I'm pretty sure I'm as up to date as possible and I know the code is good. lein run ... ...
works fine.
It does tell me which namespace the error is in but there is no error (why I mention lein runs fine)
I'm starting to suspect that refactor-nrepl is broken on the master branch
@nblumoe: might be useful to read up on locals clearing: https://groups.google.com/forum/#!msg/clojure/FLrtjyYJdRU/1gzChYsmTpsJ
thanks @gtrak do you know since which Clojure version this is in release? I also found the comment on http://clojure.org/lazy#Making%20Clojure%20Lazier--Don%27t%20hang%20%28onto%29%20your%20head referring to the quite old lazy
branch, which has unmerged commits, but I would assume the corresponding improvements found their way into release on other ways (e.g. lazy-seq
)
I think that message was pre 1.2
there were some additional changes to the path tracking made in 1.6 to further reduce head retention
Is anybody using Cloverage these days for code coverage? I gave it a dry run on a small application and was pretty dissatisfied - it seemed convinced I had coverage for like 20% of my codebase with a single deftest form that just did (= 1 1) 😛
@venantius: I’ve never been particularly happy with it’s results, but it is nice for an indication of problem areas. I don’t really look at the percentages, but the HTML it produces can be quite helpful
@venantius: yeah we tried it out as well, and were throughly confused.
The thing that bugs me is that if the stats are wrong then presumably the pretty html stuff is as well...

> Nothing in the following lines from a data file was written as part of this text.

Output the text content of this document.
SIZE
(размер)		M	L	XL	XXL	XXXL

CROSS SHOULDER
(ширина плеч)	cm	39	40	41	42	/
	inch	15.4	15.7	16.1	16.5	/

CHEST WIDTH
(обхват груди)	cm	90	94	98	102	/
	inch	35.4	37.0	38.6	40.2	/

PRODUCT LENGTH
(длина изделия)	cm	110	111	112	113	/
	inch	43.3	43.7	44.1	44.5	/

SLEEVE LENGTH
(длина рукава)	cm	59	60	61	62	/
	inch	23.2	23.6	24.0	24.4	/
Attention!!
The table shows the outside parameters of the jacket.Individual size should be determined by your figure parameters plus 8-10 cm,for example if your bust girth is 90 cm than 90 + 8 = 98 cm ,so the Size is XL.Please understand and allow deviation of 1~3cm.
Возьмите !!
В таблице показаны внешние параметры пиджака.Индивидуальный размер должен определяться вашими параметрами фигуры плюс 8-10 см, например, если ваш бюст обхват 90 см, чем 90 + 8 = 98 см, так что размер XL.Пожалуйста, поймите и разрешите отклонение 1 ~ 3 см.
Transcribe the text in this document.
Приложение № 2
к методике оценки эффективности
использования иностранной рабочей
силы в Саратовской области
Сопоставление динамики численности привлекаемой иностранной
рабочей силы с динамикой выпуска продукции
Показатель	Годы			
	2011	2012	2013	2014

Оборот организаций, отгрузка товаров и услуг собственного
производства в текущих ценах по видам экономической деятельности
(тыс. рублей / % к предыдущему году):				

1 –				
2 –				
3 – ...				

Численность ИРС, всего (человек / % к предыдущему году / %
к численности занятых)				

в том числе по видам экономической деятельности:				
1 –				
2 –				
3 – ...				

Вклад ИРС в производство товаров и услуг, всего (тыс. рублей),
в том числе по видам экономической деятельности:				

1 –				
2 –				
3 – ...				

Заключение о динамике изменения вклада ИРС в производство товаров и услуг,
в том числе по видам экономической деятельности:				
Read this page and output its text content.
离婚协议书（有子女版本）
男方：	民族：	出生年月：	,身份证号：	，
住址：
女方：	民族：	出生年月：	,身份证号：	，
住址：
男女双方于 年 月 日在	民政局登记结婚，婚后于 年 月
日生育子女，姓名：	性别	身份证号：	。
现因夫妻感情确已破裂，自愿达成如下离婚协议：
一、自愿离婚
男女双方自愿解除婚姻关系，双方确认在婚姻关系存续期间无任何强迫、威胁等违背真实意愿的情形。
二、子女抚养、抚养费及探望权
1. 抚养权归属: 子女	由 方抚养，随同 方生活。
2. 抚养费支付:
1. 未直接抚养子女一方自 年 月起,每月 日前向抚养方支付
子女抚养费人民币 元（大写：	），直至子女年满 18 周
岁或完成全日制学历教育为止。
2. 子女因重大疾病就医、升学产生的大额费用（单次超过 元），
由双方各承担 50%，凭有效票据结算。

@lfn3: I’m not totally sure about that, necessarily - the wrong results could still be displayed correctly (read: still wrong, but at least correspondingly wrong) — but the greater point is that I have absolutely zero faith in the underlying analyzer
I’m pretty sure it just checks which lines/characters are touched when running
So all of the def
forms are going to be touched because they get required
but (server/run-server…
isn’t called so it goes red
how to explain what’s going on in the routing then? is that partially explored because it’s a macro?
That’s my best guess
¯\(ツ)/¯
It’s not something I’d break the build over, but I do find it handy on occasion to use
can’t tell what’s an inherent problem with just trying to do this sort of analysis in clojure (re: macros, specifically) or whether it’s actually Cloverage itself
Source code says I'm a liar. Looks like it rewrites source to wrap everything. https://github.com/lshift/cloverage/blob/master/cloverage/src/cloverage/instrument.clj#L146
Yes, Cloverage rewrites source. I’m planning to experiment with a bytecode coverage tool at some point.

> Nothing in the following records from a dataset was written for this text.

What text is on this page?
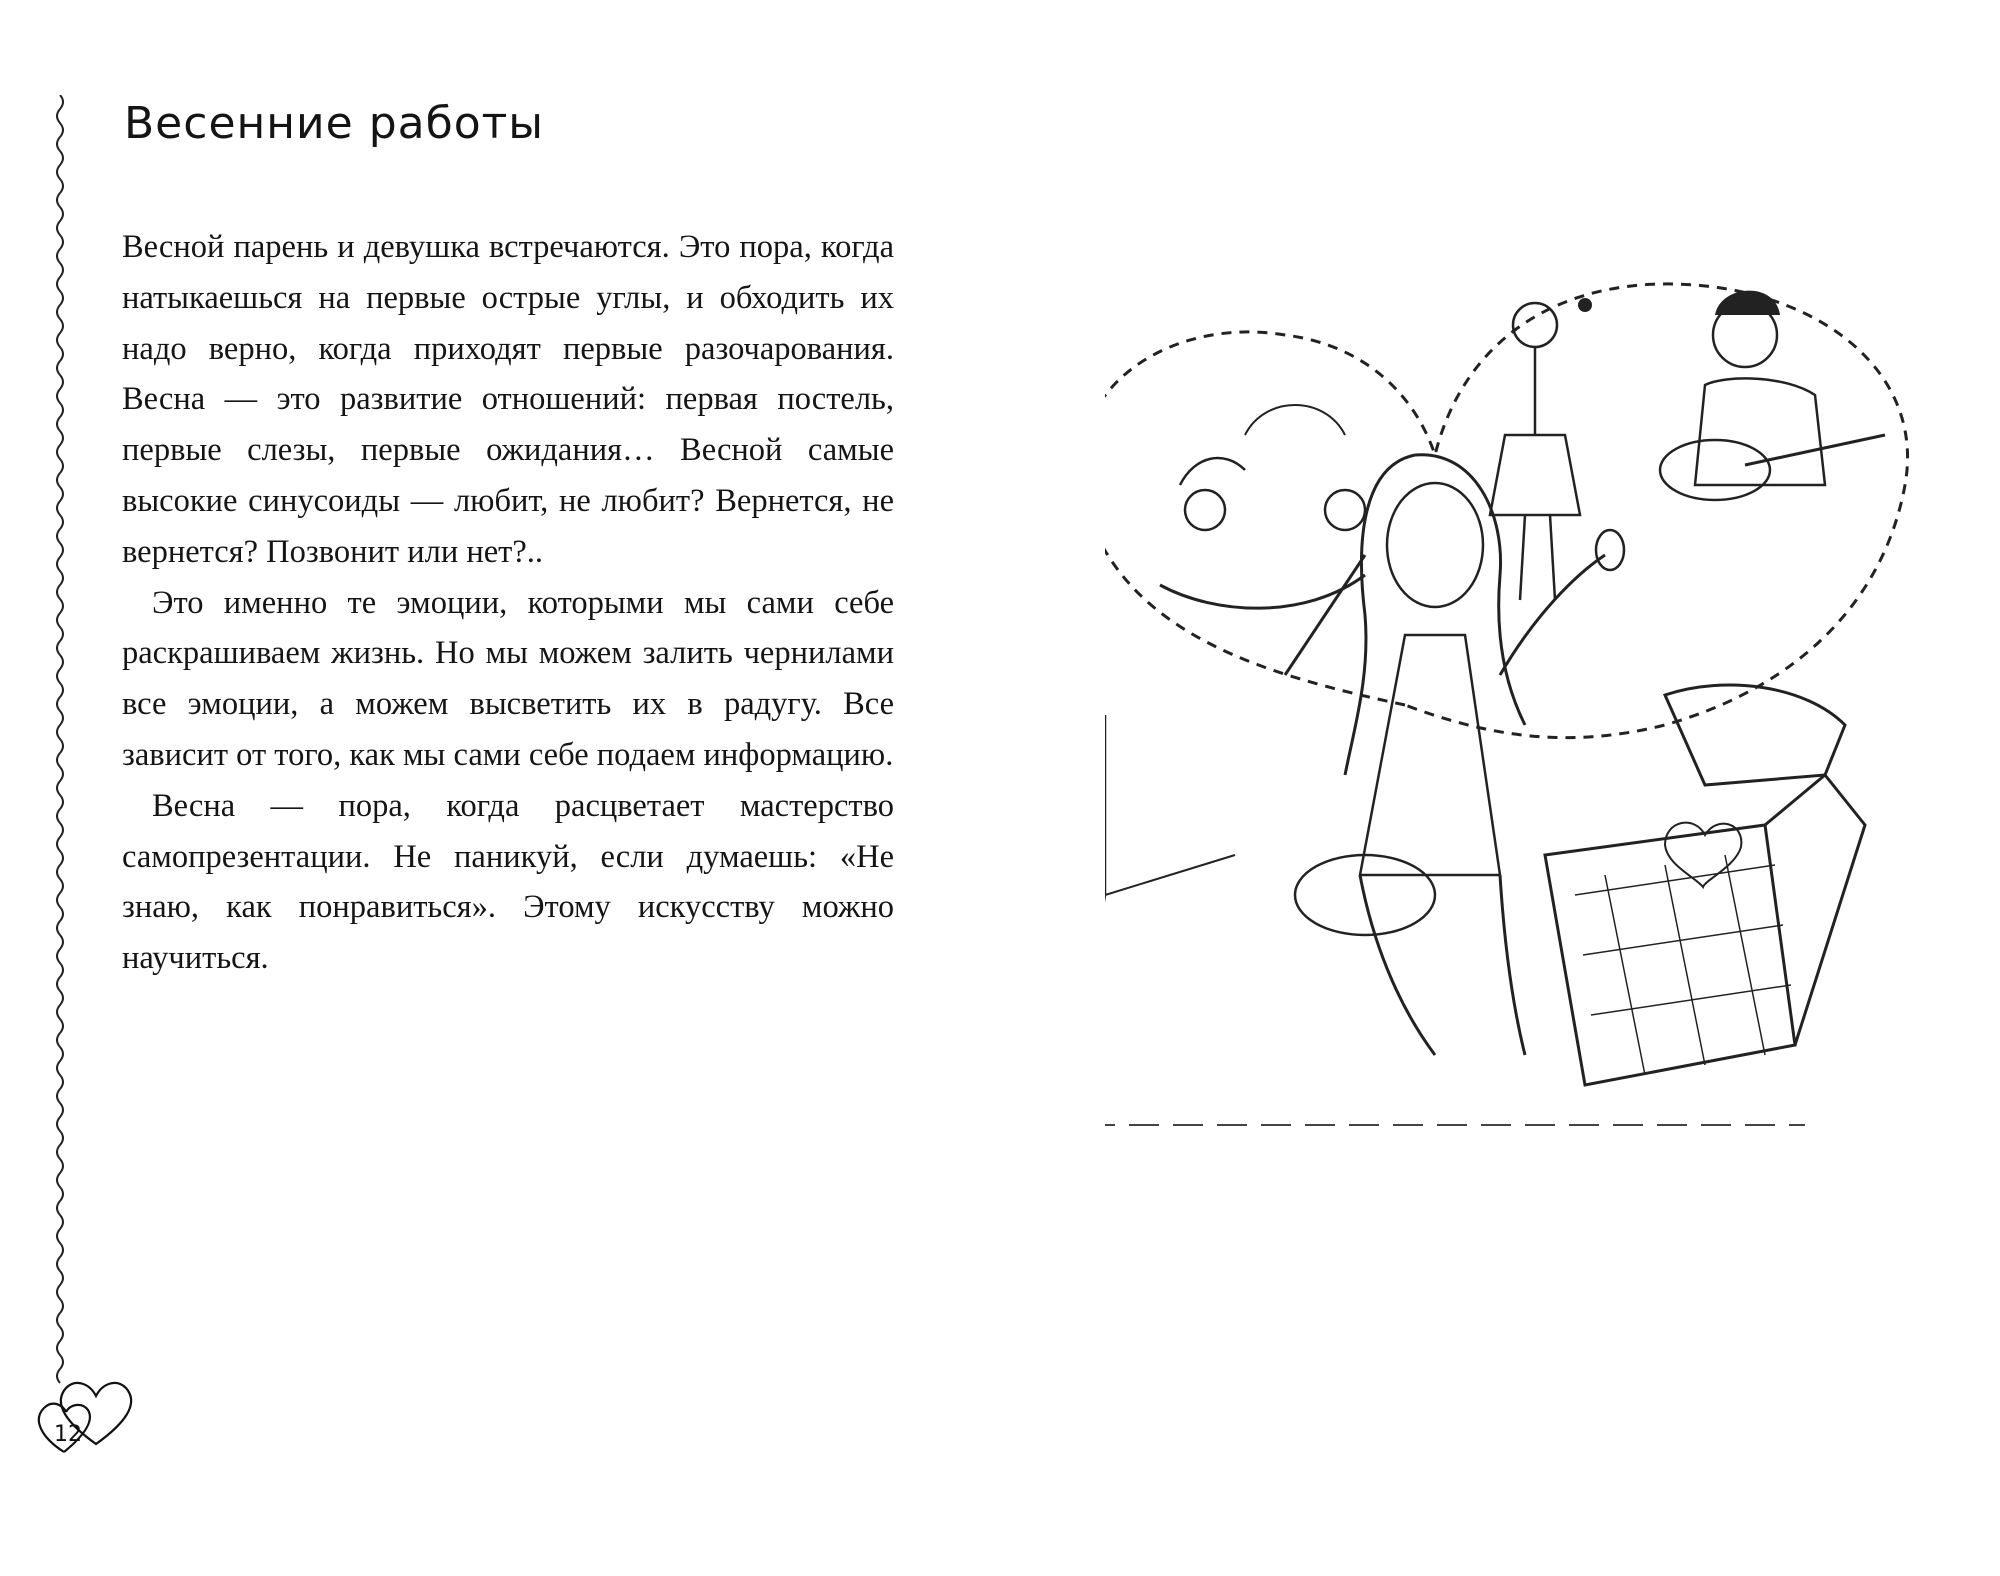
Весенние работы

Весной парень и девушка встречаются. Это пора, когда натыкаешься на первые острые углы, и обходить их надо верно, когда приходят первые разочарования. Весна — это развитие отношений: первая постель, первые слезы, первые ожидания… Весной самые высокие синусоиды — любит, не любит? Вернется, не вернется? Позвонит или нет?..

Это именно те эмоции, которыми мы сами себе раскрашиваем жизнь. Но мы можем залить чернилами все эмоции, а можем высветить их в радугу. Все зависит от того, как мы сами себе подаем информацию.

Весна — пора, когда расцветает мастерство самопрезентации. Не паникуй, если думаешь: «Не знаю, как понравиться». Этому искусству можно научиться.

12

Bytecode tools have the advantage of being very battle tested, and working across Java/Clojure
@cfleming: I would love that. I don’t care that much about individual expression coverage
Based on my experiences with debugging, there’s likely to be weirdness with things like threading forms too. But I think it’ll still be pretty useful.
Could anyone help me understand this core.typed
error?
Domains:
t/Any (t/HMap :optional {:key-fn (t/Fn [t/Any -> String])})
Arguments:
(t/HMap :mandatory {:kwargs (IPersistentMap t/Symbol t/Any), :retries t/Any, :id t/Any, :task String} :optional {:args (t/Seq t/Any)}) (t/HMap :mandatory {:key-fn [(t/U t/Kw String) -> String]} :complete? true)
Ranges:
String
(t/HMap :mandatory {:kwargs (IPersistentMap t/Symbol t/Any), :retries t/Any, :id t/Any, :task String} :optional {:args (t/Seq t/Any)})
definitely matches t/Any
, and (t/HMap :mandatory {:key-fn [(t/U t/Kw String) -> String]} :complete? true)
seems like it should match (t/HMap :optional {:key-fn (t/Fn [t/Any -> String])
; that is, an argument HMap with a mandatory key should be passable to something that doesn’t care about that key.